His torch flicked at the planks I’d almost tripped over coming out. I’d disturbed a couple, I recalled, but surely no more than two. The torch steadied on my feet. Each of the planks, which should have notched into the recessed edges of the inspection pit, was displaced and scattered beside it. I’d nearly walked into a six foot fall.
The constable came to my side and cast the rays down into the pit. It was strewn with empty gallon oil cans and filthy rags. Lying face down amongst them was the woman I’d last seen in skirt and cardigan, beside her the shotgun I hadn’t seen. The back of her head was a pulverised mess.

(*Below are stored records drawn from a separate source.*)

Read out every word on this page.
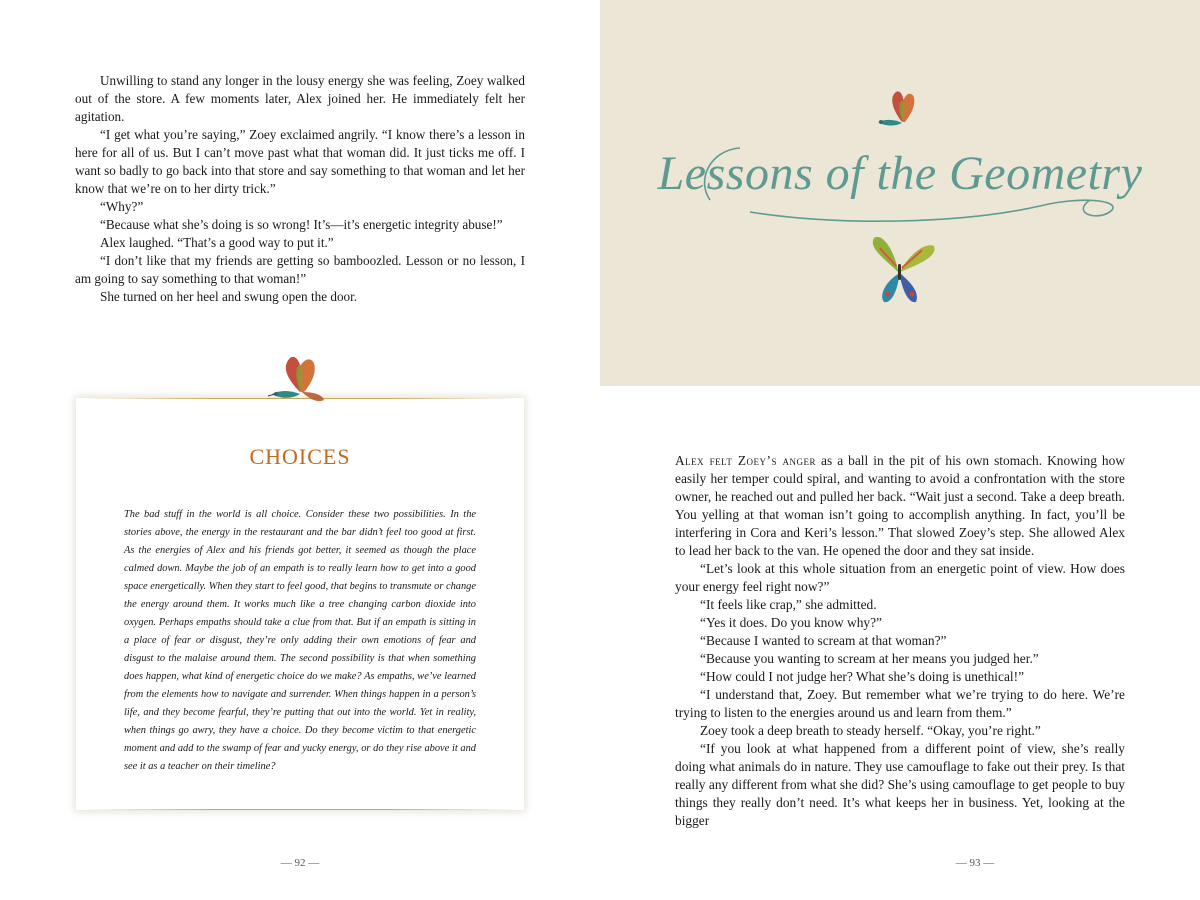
Unwilling to stand any longer in the lousy energy she was feeling, Zoey walked out of the store. A few moments later, Alex joined her. He immediately felt her agitation.

“I get what you’re saying,” Zoey exclaimed angrily. “I know there’s a lesson in here for all of us. But I can’t move past what that woman did. It just ticks me off. I want so badly to go back into that store and say something to that woman and let her know that we’re on to her dirty trick.”

“Why?”

“Because what she’s doing is so wrong! It’s—it’s energetic integrity abuse!”

Alex laughed. “That’s a good way to put it.”

“I don’t like that my friends are getting so bamboozled. Lesson or no lesson, I am going to say something to that woman!”

She turned on her heel and swung open the door.

CHOICES
The bad stuff in the world is all choice. Consider these two possibilities. In the stories above, the energy in the restaurant and the bar didn’t feel too good at first. As the energies of Alex and his friends got better, it seemed as though the place calmed down. Maybe the job of an empath is to really learn how to get into a good space energetically. When they start to feel good, that begins to transmute or change the energy around them. It works much like a tree changing carbon dioxide into oxygen. Perhaps empaths should take a clue from that. But if an empath is sitting in a place of fear or disgust, they’re only adding their own emotions of fear and disgust to the malaise around them. The second possibility is that when something does happen, what kind of energetic choice do we make? As empaths, we’ve learned from the elements how to navigate and surrender. When things happen in a person’s life, and they become fearful, they’re putting that out into the world. Yet in reality, when things go awry, they have a choice. Do they become victim to that energetic moment and add to the swamp of fear and yucky energy, or do they rise above it and see it as a teacher on their timeline?
— 92 —
Lessons of the Geometry

Alex felt Zoey’s anger as a ball in the pit of his own stomach. Knowing how easily her temper could spiral, and wanting to avoid a confrontation with the store owner, he reached out and pulled her back. “Wait just a second. Take a deep breath. You yelling at that woman isn’t going to accomplish anything. In fact, you’ll be interfering in Cora and Keri’s lesson.” That slowed Zoey’s step. She allowed Alex to lead her back to the van. He opened the door and they sat inside.

“Let’s look at this whole situation from an energetic point of view. How does your energy feel right now?”

“It feels like crap,” she admitted.

“Yes it does. Do you know why?”

“Because I wanted to scream at that woman?”

“Because you wanting to scream at her means you judged her.”

“How could I not judge her? What she’s doing is unethical!”

“I understand that, Zoey. But remember what we’re trying to do here. We’re trying to listen to the energies around us and learn from them.”

Zoey took a deep breath to steady herself. “Okay, you’re right.”

“If you look at what happened from a different point of view, she’s really doing what animals do in nature. They use camouflage to fake out their prey. Is that really any different from what she did? She’s using camouflage to get people to buy things they really don’t need. It’s what keeps her in business. Yet, looking at the bigger

— 93 —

‘By God,’ whispered Porter, ‘you do find ‘em, don’t you Cliff!’
Then he turned to one of the men, who hurried away. The other one took my arm, and we managed to reach the foreman’s office. He found the bench lamp switch, at around the time that Porter located the main switch by the side door and flooded the building with light.
‘Just sit there, sir, if you will,’ said the constable, then he went away.

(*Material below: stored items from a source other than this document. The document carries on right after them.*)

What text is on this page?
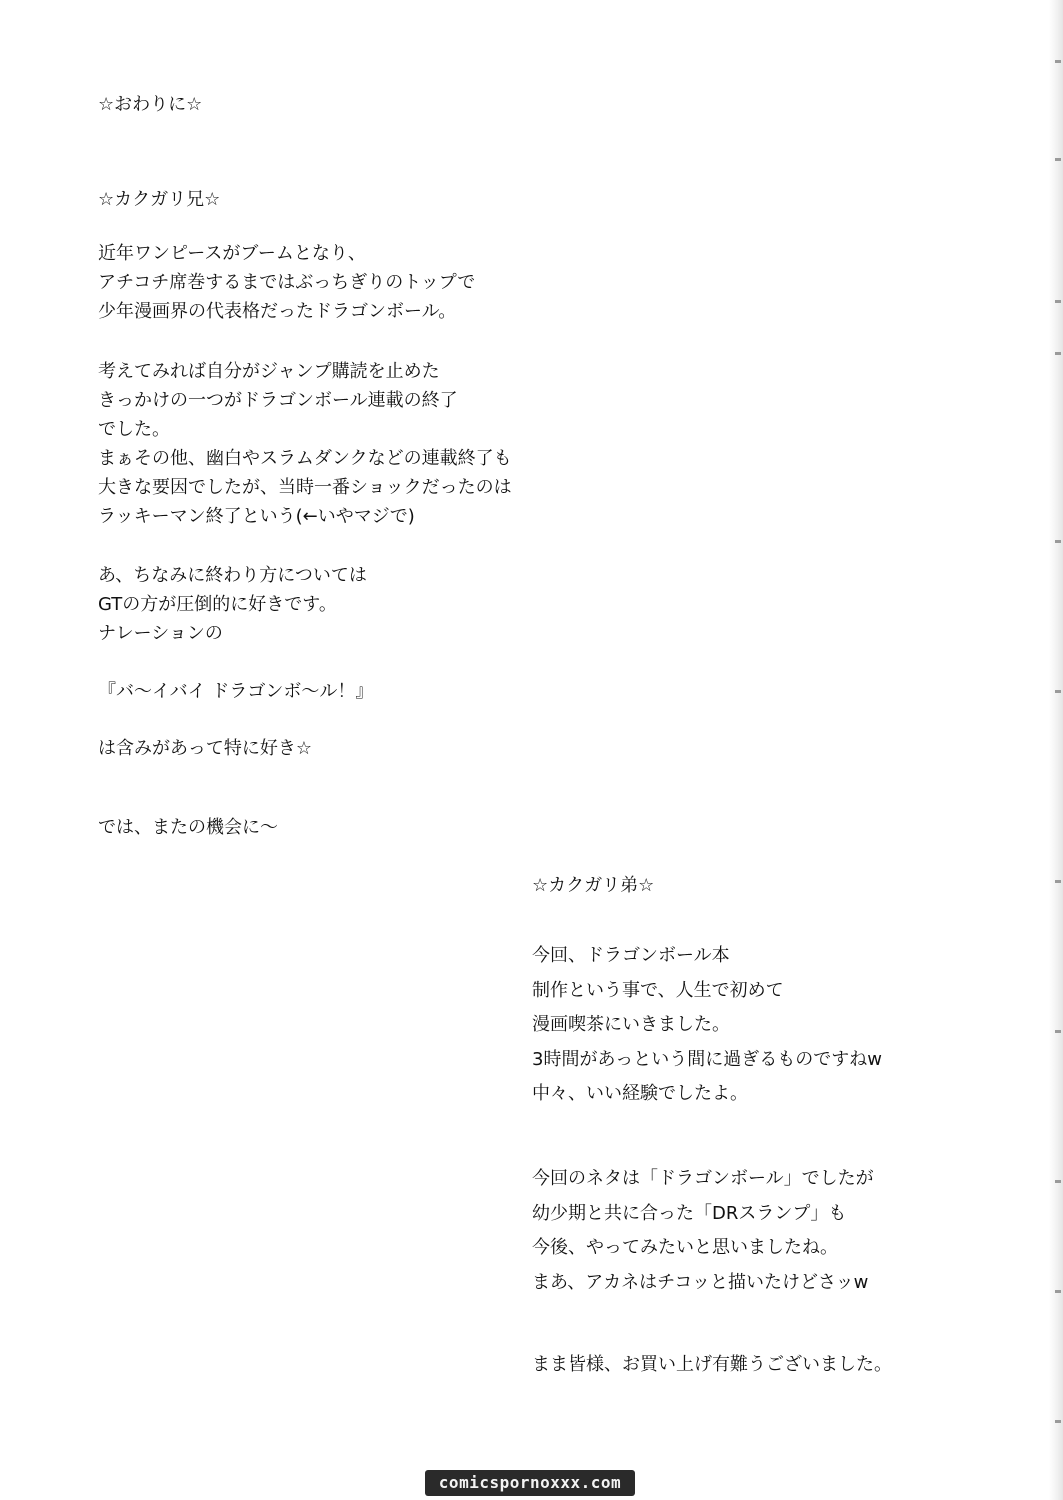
☆おわりに☆
☆カクガリ兄☆
近年ワンピースがブームとなり、
アチコチ席巻するまではぶっちぎりのトップで
少年漫画界の代表格だったドラゴンボール。
考えてみれば自分がジャンプ購読を止めた
きっかけの一つがドラゴンボール連載の終了
でした。
まぁその他、幽白やスラムダンクなどの連載終了も
大きな要因でしたが、当時一番ショックだったのは
ラッキーマン終了という(←いやマジで)
あ、ちなみに終わり方については
GTの方が圧倒的に好きです。
ナレーションの
『バ～イバイ ドラゴンボ～ル！』
は含みがあって特に好き☆
では、またの機会に～
☆カクガリ弟☆
今回、ドラゴンボール本
制作という事で、人生で初めて
漫画喫茶にいきました。
3時間があっという間に過ぎるものですねw
中々、いい経験でしたよ。
今回のネタは「ドラゴンボール」でしたが
幼少期と共に合った「DRスランプ」も
今後、やってみたいと思いましたね。
まあ、アカネはチコッと描いたけどさッw
まま皆様、お買い上げ有難うございました。
comicspornoxxx.com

I should not have been left alone with my thoughts. Bitter self-recrimination flooded over me, and I sat, huddled with it, trapped with it in the close confines of that office. The trouble was that Tessa was still there, still reaching for me with her voice, pleading for help. And time and again, as the memory tortured me, I was once more getting to my feet and walking away from her. Except that now I couldn’t get to my feet and walk away because I was trapped there. I didn’t think I’d ever be able to walk away from it, because the trap was not the constable’s calm and authoritative directive, it was my conscience.